Here’s Sanandaji’s key point.
“The really important thing that, whenever you can, you should tell a Bernie Sanders or Hillary Clinton supporter, is that the social success of Nordic countries – the high level of income equality, the high lifespan, the low child mortality, the low poverty – all of that predates the welfare state,” he asserted. “Everything that Bernie Sanders, Hillary Clinton, Barack Obama, Bill Clinton admire about Nordic countries is about the culture, not the Social Democratic party.”
However, Sanandaji assured Elder’s audience he is not trying to trash the welfare state. On the contrary, he believes there are some good things about welfare states. He and his brother benefited from Sweden’s generous public education funding, both earning doctoral degrees that were fully funded by tax dollars.

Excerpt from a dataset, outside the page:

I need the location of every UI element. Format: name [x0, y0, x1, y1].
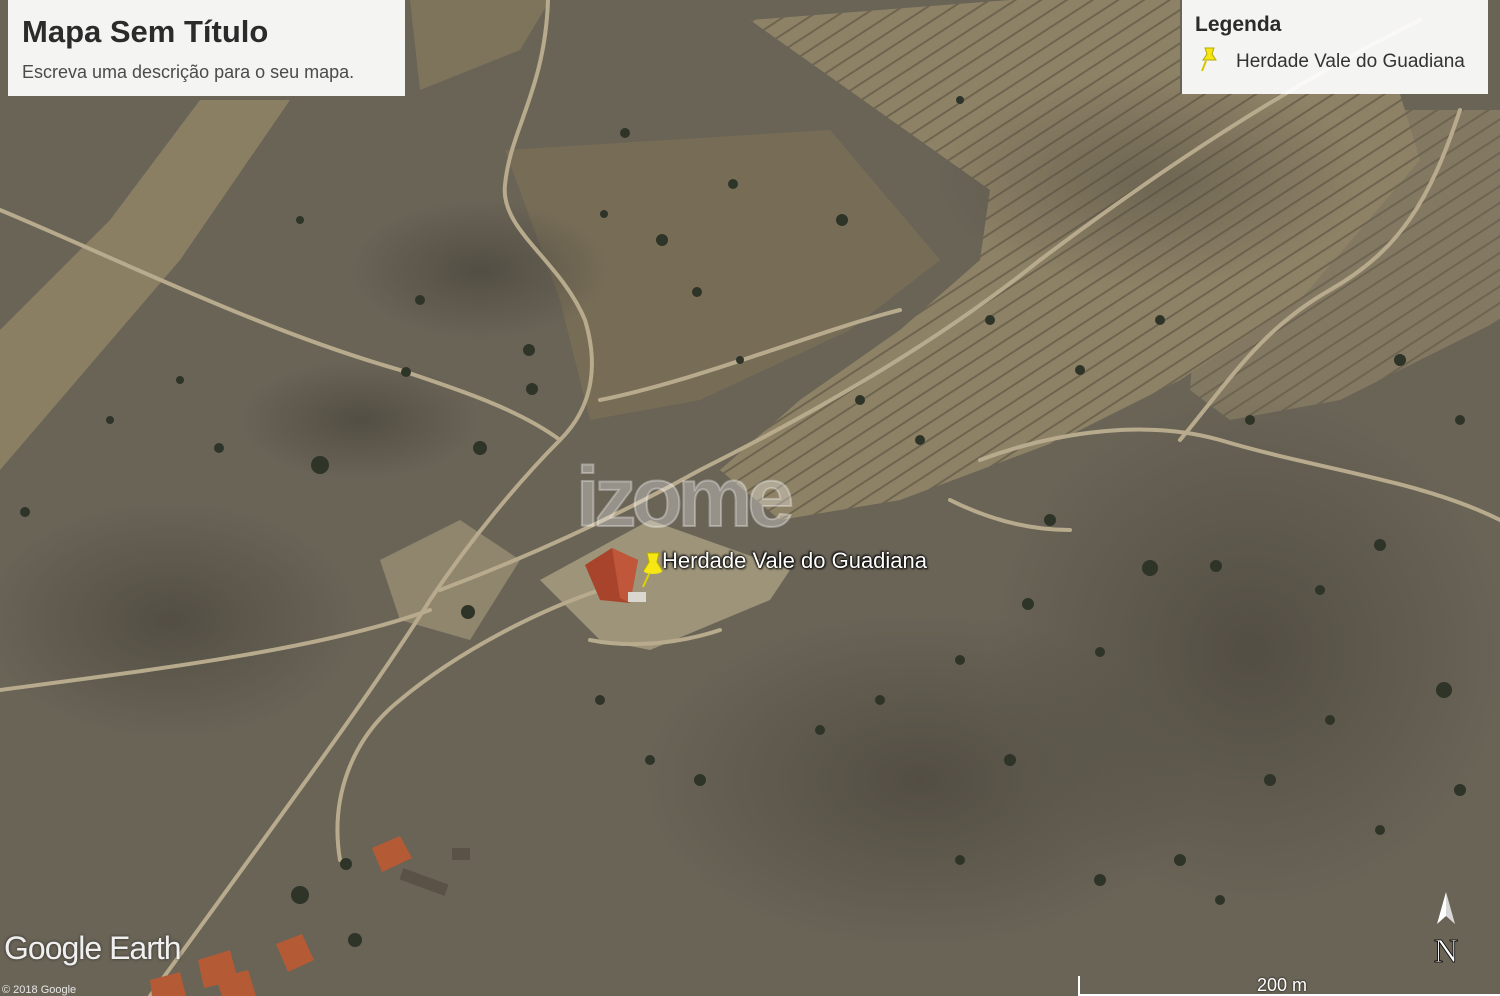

“But the thing is, the benefits of the Nordic welfare state, those benefits are associated with a small-government welfare state, you know, by systems where you have low taxes and those taxes are supporting basic education, basic health care – not the current system of big government, which is trapping families in welfare dependency,” the author said.
Sanandaji knows all about the dark side of welfare. When he was a boy in Sweden, his family was trapped in welfare dependency. He claimed that in Iran, where his family lived before immigrating, they were a middle class family, with both parents working. However, that changed when they encountered the massive Swedish welfare state.

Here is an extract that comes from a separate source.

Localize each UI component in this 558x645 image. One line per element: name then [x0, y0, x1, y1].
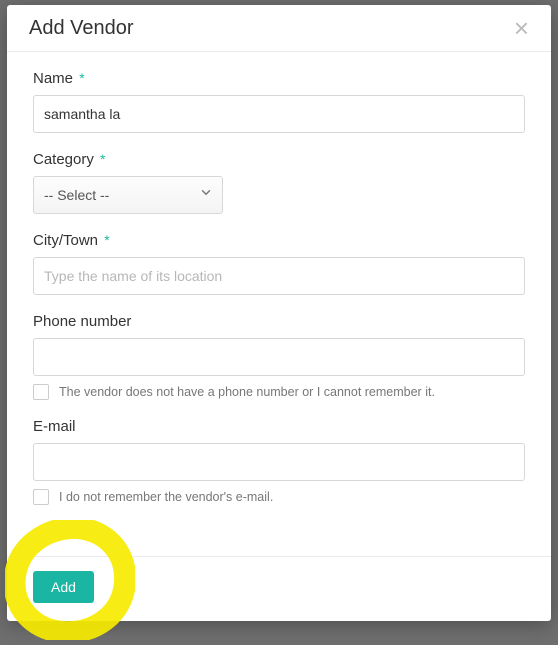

“We and many other immigrant families were locked in dependency on the government, and that’s a welfare state which is actually creating harm instead of social good,” Sanandaji said.
In his book, Sanandaji offers evidence the Nordic welfare states actually hold people back. He compares the social successes of Nordic Americans and those who still live in the Nordic countries. He noted Nordic Americans’ ancestors were the poor people in their home countries, so one might think Nordic Americans would be less successful than their cousins overseas.
But that is not what Sanandaji found.
“What I show in the book is Nordic Americans have 50 percent higher prosperity levels in America, compared to in the Nordics,” he told Elder. “So that proves to you that high taxes, big government really reduces prosperity.”
What’s more, he said Nordic Americans have roughly half the unemployment level of their cousins in the Nordic countries, as well as a much lower high school dropout rate and a much lower poverty rate.
“So when you combine Nordic cultural success – hard work, individual responsibility – with the American political system, you don’t only get more prosperity, you actually get less poverty,” Sanandaji concluded.
And yet politicians like Bernie Sanders point to the Nordics as examples of the success of socialism.
Sanders said in 2015, “I think we should look to countries like Denmark, like Sweden and Norway, and learn what they have accomplished for their working people.”
What the Nordic countries have accomplished, according to Sanandaji, is building a culture of hard work, responsibility and cooperation that has allowed their people to thrive. Democratic socialism has nothing to do with their success, he stressed. That is what American leftists must understand.
“Scandinavian countries have a culture of success, and this success creates a lot of prosperity,” Sanandaji explained. “What I show in ‘Debunking Utopia’ is [American leftists] are in fact wrong, because they completely misunderstand the historic roots of Nordic success.”